Friday, August 14, 2015

Spotlight On...Francesca Spedalieri

Name: Francesca Spedalieri

Hometown: Policoro (Basilicata, Italy)

Education: Current PhD in Theatre candidate at The Ohio State University (OSU); MA in Theatre,  (OSU); BA in Theatre, University of Florida

Favorite Credits: Student Ensemble in Anne Bogart and Ann Hamilton’s the theatre is a blank page (April 2015); directed the workshop production of After by Brett Beach and movement directed the workshop production of Southern Cross The Dog by Camille Bullock for Available Light Theatre’s Next Stage Initiative (January 2014, January 2015); AD for the Builders Association’s House/Divided (Sept 2011); directed Somewhere America by Kent Barrett for Florida Players’ New Works Festival (April 2008)

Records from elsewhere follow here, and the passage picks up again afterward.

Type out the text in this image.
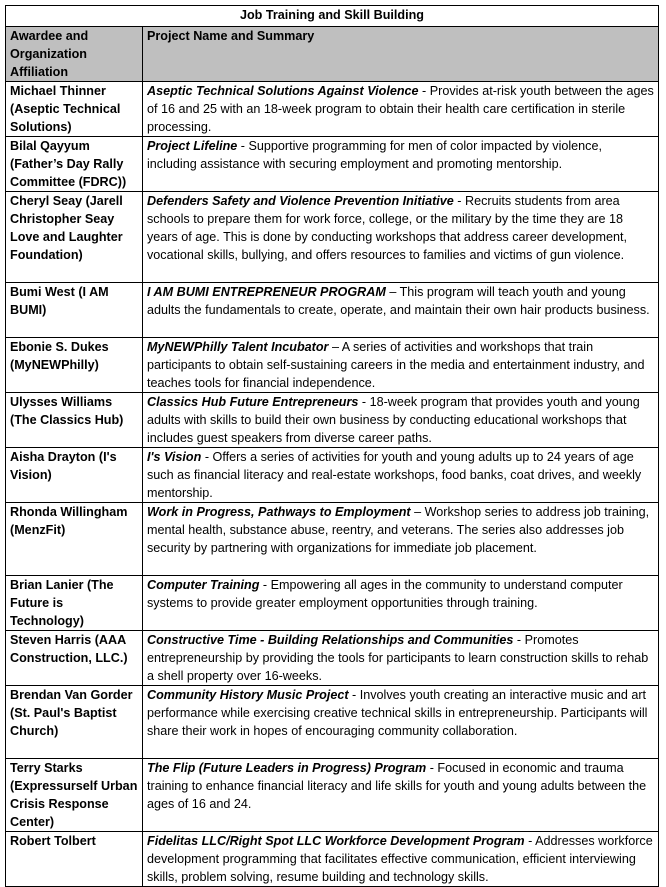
Job Training and Skill Building	
Awardee and Organization Affiliation	Project Name and Summary
Michael Thinner (Aseptic Technical Solutions)	Aseptic Technical Solutions Against Violence - Provides at-risk youth between the ages of 16 and 25 with an 18-week program to obtain their health care certification in sterile processing.
Bilal Qayyum (Father’s Day Rally Committee (FDRC))	Project Lifeline - Supportive programming for men of color impacted by violence, including assistance with securing employment and promoting mentorship.
Cheryl Seay (Jarell Christopher Seay Love and Laughter Foundation)	Defenders Safety and Violence Prevention Initiative - Recruits students from area schools to prepare them for work force, college, or the military by the time they are 18 years of age. This is done by conducting workshops that address career development, vocational skills, bullying, and offers resources to families and victims of gun violence.
Bumi West (I AM BUMI)	I AM BUMI ENTREPRENEUR PROGRAM – This program will teach youth and young adults the fundamentals to create, operate, and maintain their own hair products business.
Ebonie S. Dukes (MyNEWPhilly)	MyNEWPhilly Talent Incubator – A series of activities and workshops that train participants to obtain self-sustaining careers in the media and entertainment industry, and teaches tools for financial independence.
Ulysses Williams (The Classics Hub)	Classics Hub Future Entrepreneurs - 18-week program that provides youth and young adults with skills to build their own business by conducting educational workshops that includes guest speakers from diverse career paths.
Aisha Drayton (I's Vision)	I's Vision - Offers a series of activities for youth and young adults up to 24 years of age such as financial literacy and real-estate workshops, food banks, coat drives, and weekly mentorship.
Rhonda Willingham (MenzFit)	Work in Progress, Pathways to Employment – Workshop series to address job training, mental health, substance abuse, reentry, and veterans. The series also addresses job security by partnering with organizations for immediate job placement.
Brian Lanier (The Future is Technology)	Computer Training - Empowering all ages in the community to understand computer systems to provide greater employment opportunities through training.
Steven Harris (AAA Construction, LLC.)	Constructive Time - Building Relationships and Communities - Promotes entrepreneurship by providing the tools for participants to learn construction skills to rehab a shell property over 16-weeks.
Brendan Van Gorder (St. Paul's Baptist Church)	Community History Music Project - Involves youth creating an interactive music and art performance while exercising creative technical skills in entrepreneurship. Participants will share their work in hopes of encouraging community collaboration.
Terry Starks (Expressurself Urban Crisis Response Center)	The Flip (Future Leaders in Progress) Program - Focused in economic and trauma training to enhance financial literacy and life skills for youth and young adults between the ages of 16 and 24.
Robert Tolbert	Fidelitas LLC/Right Spot LLC Workforce Development Program - Addresses workforce development programming that facilitates effective communication, efficient interviewing skills, problem solving, resume building and technology skills.
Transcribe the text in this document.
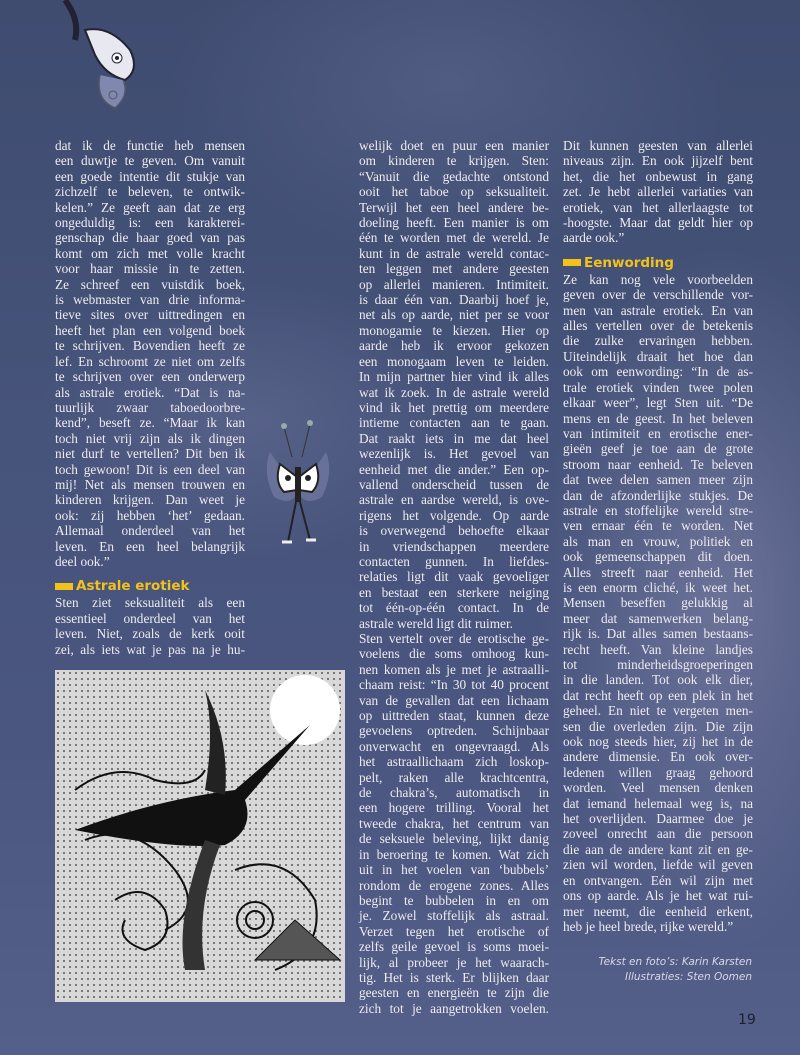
dat ik de functie heb mensen
een duwtje te geven. Om vanuit
een goede intentie dit stukje van
zichzelf te beleven, te ontwik-
kelen.” Ze geeft aan dat ze erg
ongeduldig is: een karakterei-
genschap die haar goed van pas
komt om zich met volle kracht
voor haar missie in te zetten.
Ze schreef een vuistdik boek,
is webmaster van drie informa-
tieve sites over uittredingen en
heeft het plan een volgend boek
te schrijven. Bovendien heeft ze
lef. En schroomt ze niet om zelfs
te schrijven over een onderwerp
als astrale erotiek. “Dat is na-
tuurlijk zwaar taboedoorbre-
kend”, beseft ze. “Maar ik kan
toch niet vrij zijn als ik dingen
niet durf te vertellen? Dit ben ik
toch gewoon! Dit is een deel van
mij! Net als mensen trouwen en
kinderen krijgen. Dan weet je
ook: zij hebben ‘het’ gedaan.
Allemaal onderdeel van het
leven. En een heel belangrijk
deel ook.”
Astrale erotiek
Sten ziet seksualiteit als een
essentieel onderdeel van het
leven. Niet, zoals de kerk ooit
zei, als iets wat je pas na je hu-
welijk doet en puur een manier
om kinderen te krijgen. Sten:
“Vanuit die gedachte ontstond
ooit het taboe op seksualiteit.
Terwijl het een heel andere be-
doeling heeft. Een manier is om
één te worden met de wereld. Je
kunt in de astrale wereld contac-
ten leggen met andere geesten
op allerlei manieren. Intimiteit.
is daar één van. Daarbij hoef je,
net als op aarde, niet per se voor
monogamie te kiezen. Hier op
aarde heb ik ervoor gekozen
een monogaam leven te leiden.
In mijn partner hier vind ik alles
wat ik zoek. In de astrale wereld
vind ik het prettig om meerdere
intieme contacten aan te gaan.
Dat raakt iets in me dat heel
wezenlijk is. Het gevoel van
eenheid met die ander.” Een op-
vallend onderscheid tussen de
astrale en aardse wereld, is ove-
rigens het volgende. Op aarde
is overwegend behoefte elkaar
in vriendschappen meerdere
contacten gunnen. In liefdes-
relaties ligt dit vaak gevoeliger
en bestaat een sterkere neiging
tot één-op-één contact. In de
astrale wereld ligt dit ruimer.
Sten vertelt over de erotische ge-
voelens die soms omhoog kun-
nen komen als je met je astraalli-
chaam reist: “In 30 tot 40 procent
van de gevallen dat een lichaam
op uittreden staat, kunnen deze
gevoelens optreden. Schijnbaar
onverwacht en ongevraagd. Als
het astraallichaam zich loskop-
pelt, raken alle krachtcentra,
de chakra’s, automatisch in
een hogere trilling. Vooral het
tweede chakra, het centrum van
de seksuele beleving, lijkt danig
in beroering te komen. Wat zich
uit in het voelen van ‘bubbels’
rondom de erogene zones. Alles
begint te bubbelen in en om
je. Zowel stoffelijk als astraal.
Verzet tegen het erotische of
zelfs geile gevoel is soms moei-
lijk, al probeer je het waarach-
tig. Het is sterk. Er blijken daar
geesten en energieën te zijn die
zich tot je aangetrokken voelen.
Dit kunnen geesten van allerlei
niveaus zijn. En ook jijzelf bent
het, die het onbewust in gang
zet. Je hebt allerlei variaties van
erotiek, van het allerlaagste tot
-hoogste. Maar dat geldt hier op
aarde ook.”
Eenwording
Ze kan nog vele voorbeelden
geven over de verschillende vor-
men van astrale erotiek. En van
alles vertellen over de betekenis
die zulke ervaringen hebben.
Uiteindelijk draait het hoe dan
ook om eenwording: “In de as-
trale erotiek vinden twee polen
elkaar weer”, legt Sten uit. “De
mens en de geest. In het beleven
van intimiteit en erotische ener-
gieën geef je toe aan de grote
stroom naar eenheid. Te beleven
dat twee delen samen meer zijn
dan de afzonderlijke stukjes. De
astrale en stoffelijke wereld stre-
ven ernaar één te worden. Net
als man en vrouw, politiek en
ook gemeenschappen dit doen.
Alles streeft naar eenheid. Het
is een enorm cliché, ik weet het.
Mensen beseffen gelukkig al
meer dat samenwerken belang-
rijk is. Dat alles samen bestaans-
recht heeft. Van kleine landjes
tot minderheidsgroeperingen
in die landen. Tot ook elk dier,
dat recht heeft op een plek in het
geheel. En niet te vergeten men-
sen die overleden zijn. Die zijn
ook nog steeds hier, zij het in de
andere dimensie. En ook over-
ledenen willen graag gehoord
worden. Veel mensen denken
dat iemand helemaal weg is, na
het overlijden. Daarmee doe je
zoveel onrecht aan die persoon
die aan de andere kant zit en ge-
zien wil worden, liefde wil geven
en ontvangen. Eén wil zijn met
ons op aarde. Als je het wat rui-
mer neemt, die eenheid erkent,
heb je heel brede, rijke wereld.”
Tekst en foto’s: Karin Karsten
Illustraties: Sten Oomen
19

Why theater?: Why not? Seriously… Growing up in a small town in Southern Italy, everyone I knew always saw theatre as a hobby, as something to be done in your spare time. And so I studied math, and physics, and chemistry, and I was quite good at it, and I continued to do that “theatre on the side thing,” with the hope that, one day, those impure thoughts of stages and lights would finally detach themselves from my brain. I guess it did not work. I guess theatre is just the thing I cannot let go of.

Tell us about Dancers: It’s the first English translation of the play 2011 Ballarini created by Emma Dante e Compagnia Sud Costa Occidentale. Dancers tells the story of an elderly woman who rejoins her husband and re-lives their love story going backwards through time. It is a tale of nostalgia and memory told through movement and 1960s Italian pop music. A condensed, 45-minute physically virtuosic journey, Dancers uncovers a forgotten tale, the story of a grotesque character we may pass on the streets and never think about twice. In a world obsessed with youth and beauty, it re-contextualizes aging and love, questioning the human (or possibly inhuman) condition of those who, in their old age, are left alone with nothing but memories. The play is funny, and sweet, and sexy, and moving and gut wrenching. It is one of those pieces that just clings to your bones and does not let go. It makes you just a little bit more human. A little bit more aware.

What inspired you to create Dancers?: I’ve been concerned with the dismal amount of contemporary Italian scripts in English translation and obscurity of contemporary Italian women directors, devisers, and playwrights for a really long time (I’m writing my dissertation on this… I’ll spare you the details!). So imagine my joy, when I uncovered this little jewel of an Italian/Sicilian play created by a fantastic woman playwright/director who is still unknown in the US and who specializes in physical theatre. I fell in love with it instantly. The content spoke to me. The style of the actual script intrigued me -- there are about 20 lines in the whole script and it is an extremely physically demanding piece. I felt the urge to share it. It was actually one of our actors, Sarah Ware, who after the first workshop production of Dancers pushed us to share the play with a larger audience and then beyond Columbus. So we’ve been to London at The Courtyard Theatre and now we’re here at FringeNYC. And we’re staging a play in translation, originally created by a woman director, while overcoming the traditional 10-year translation gap! It’s my dream come true!

What kind of theater speaks to you? What or who inspires you as an artist?: Devised physical theatre with a social slant. I find inspiration in a lot of dance-theater companies (Peeping Tom, DV8, Frantic Assembly) and in contemporary design and architecture. I like work that is precise, exact, and extremely visually stimulating.

If you could work with anyone you’ve yet to work with, who would it be?: I have a long, long list, but I will just pull three in no particular order: Diane Paulus, Sasha Waltz, Felix Barrett.

What show have you recommended to your friends?: A Season in the Congo that played at The Young Vic in summer 2013. I’ve never been moved by a theatre show as much as I have been by this production.

Who would play you in a movie about yourself and what would it be called?: Oh, lord! Mmmm…maybe if it were a feature on an international, isolated boarding school in the middle of Wales with 90+ countries represented and I (and I mean Lena Dunham) would just waltz in and out a few time, I could get on board.

If you could go back in time and see any play or musical you missed, what would it be?: Kantor's Dead Class. It is fascinating how a piece of Theatre can re-shape the culture of many nations in a single night. That is power.

What’s your biggest guilty pleasure?: Listing countries I want to visit and researching what I’d see/do once I’m there. I have the travel bug.

If you weren’t working in theater, you would be _____?:  A computational engineer. Equations and logic puzzle are fun. I blame my 8 years in boy scouts.

What’s up next?: Finishing off the PhD, bringing Dancers to other festivals, and finally going on a honeymoon!